He walked towards the door, and put his hand kindly on Darda’s shoulder; for Darda it was that had come, softly and unbidden, into the room, and who stood silently awaiting the upshot of the explosion her entrance had evoked.

Her slim white figure, her immobile face and glowing hair, made of her against the fire-lit wall such a presentment of the spiritual as one sees in old cathedral frescoes; but, at her master’s touch, a rose grew to her cheek, announcing her all one at heart with pitiful humanity.

“What is it, Darda?”

She looked up in his face with solemn eyes.

“The shadows!” she whispered—“they are abroad again; far off at present—but they are stretching towards the house, and by and by they will reach it.”

He scanned her face earnestly.
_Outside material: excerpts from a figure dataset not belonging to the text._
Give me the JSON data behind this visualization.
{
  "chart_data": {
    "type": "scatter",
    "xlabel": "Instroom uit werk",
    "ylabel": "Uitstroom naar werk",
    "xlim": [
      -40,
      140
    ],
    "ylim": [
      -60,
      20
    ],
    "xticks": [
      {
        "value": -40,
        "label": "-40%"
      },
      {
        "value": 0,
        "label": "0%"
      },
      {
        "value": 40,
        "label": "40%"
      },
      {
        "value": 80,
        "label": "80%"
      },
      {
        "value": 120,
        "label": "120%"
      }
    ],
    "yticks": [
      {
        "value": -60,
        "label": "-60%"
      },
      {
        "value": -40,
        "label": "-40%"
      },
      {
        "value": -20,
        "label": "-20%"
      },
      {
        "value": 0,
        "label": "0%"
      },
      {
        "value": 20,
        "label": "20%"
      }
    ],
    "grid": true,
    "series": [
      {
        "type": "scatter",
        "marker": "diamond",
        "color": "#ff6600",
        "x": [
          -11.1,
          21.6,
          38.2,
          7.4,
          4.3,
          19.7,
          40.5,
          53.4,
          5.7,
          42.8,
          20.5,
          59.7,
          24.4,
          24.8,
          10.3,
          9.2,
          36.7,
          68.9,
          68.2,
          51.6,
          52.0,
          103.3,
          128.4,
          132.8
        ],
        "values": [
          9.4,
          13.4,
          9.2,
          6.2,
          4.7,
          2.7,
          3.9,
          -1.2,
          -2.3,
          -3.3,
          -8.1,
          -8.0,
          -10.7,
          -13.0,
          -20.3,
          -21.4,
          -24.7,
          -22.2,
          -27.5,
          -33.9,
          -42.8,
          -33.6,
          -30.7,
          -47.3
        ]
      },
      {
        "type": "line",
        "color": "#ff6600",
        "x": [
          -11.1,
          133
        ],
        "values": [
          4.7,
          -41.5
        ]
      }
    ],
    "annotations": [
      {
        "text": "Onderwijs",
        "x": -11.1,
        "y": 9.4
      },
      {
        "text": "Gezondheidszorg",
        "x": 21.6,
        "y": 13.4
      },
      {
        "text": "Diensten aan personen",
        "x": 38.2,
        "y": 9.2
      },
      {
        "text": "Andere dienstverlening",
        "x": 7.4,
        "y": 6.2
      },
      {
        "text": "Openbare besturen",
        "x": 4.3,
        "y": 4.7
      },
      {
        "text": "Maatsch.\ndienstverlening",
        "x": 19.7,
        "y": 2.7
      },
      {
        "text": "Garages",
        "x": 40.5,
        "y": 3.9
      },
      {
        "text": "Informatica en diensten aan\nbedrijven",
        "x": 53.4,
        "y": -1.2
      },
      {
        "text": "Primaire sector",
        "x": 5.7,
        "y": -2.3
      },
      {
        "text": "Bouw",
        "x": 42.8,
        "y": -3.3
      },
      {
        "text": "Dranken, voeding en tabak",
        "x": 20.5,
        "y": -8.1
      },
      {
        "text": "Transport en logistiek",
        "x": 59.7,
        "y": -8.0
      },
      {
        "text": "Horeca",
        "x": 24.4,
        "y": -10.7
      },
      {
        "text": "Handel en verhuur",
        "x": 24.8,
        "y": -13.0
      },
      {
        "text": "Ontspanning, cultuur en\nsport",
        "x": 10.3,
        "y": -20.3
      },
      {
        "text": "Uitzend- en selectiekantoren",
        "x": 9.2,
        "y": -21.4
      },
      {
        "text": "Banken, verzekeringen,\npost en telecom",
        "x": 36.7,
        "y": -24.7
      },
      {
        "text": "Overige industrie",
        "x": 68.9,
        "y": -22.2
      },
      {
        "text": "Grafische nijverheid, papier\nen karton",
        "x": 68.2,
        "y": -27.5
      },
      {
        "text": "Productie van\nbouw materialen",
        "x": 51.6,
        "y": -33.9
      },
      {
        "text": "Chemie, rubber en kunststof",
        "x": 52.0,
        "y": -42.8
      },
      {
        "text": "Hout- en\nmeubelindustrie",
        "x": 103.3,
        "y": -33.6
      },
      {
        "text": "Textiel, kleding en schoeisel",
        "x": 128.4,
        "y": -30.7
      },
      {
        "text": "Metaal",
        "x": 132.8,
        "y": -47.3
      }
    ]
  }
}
Suddenly it recurred to him how once before this fancy of hers had been significant of a certain peril.

“Come,” he said hurriedly—“come and show me.”

He cried to his companions that he would be back in a moment, hesitated, and called to Dennis to follow him. Luvaine uttered a wild exclamation; but he took no heed of it.

Out in the hall, the girl sped swiftly to the stairway, the two men following her. A startled housemaid made room for them to pass, and afterwards announced in the kitchen that she had seen “crazy” playing follow-my-leader with master and her brother.

Up to the very top floor of the house; further, by way of a flight of steps, to a trap-door, and so to the leads, where the frost sparkled like emery paper, Darda climbed and the men pursued her. And there, in the high freezing night, she stood erect and pointed with her hand.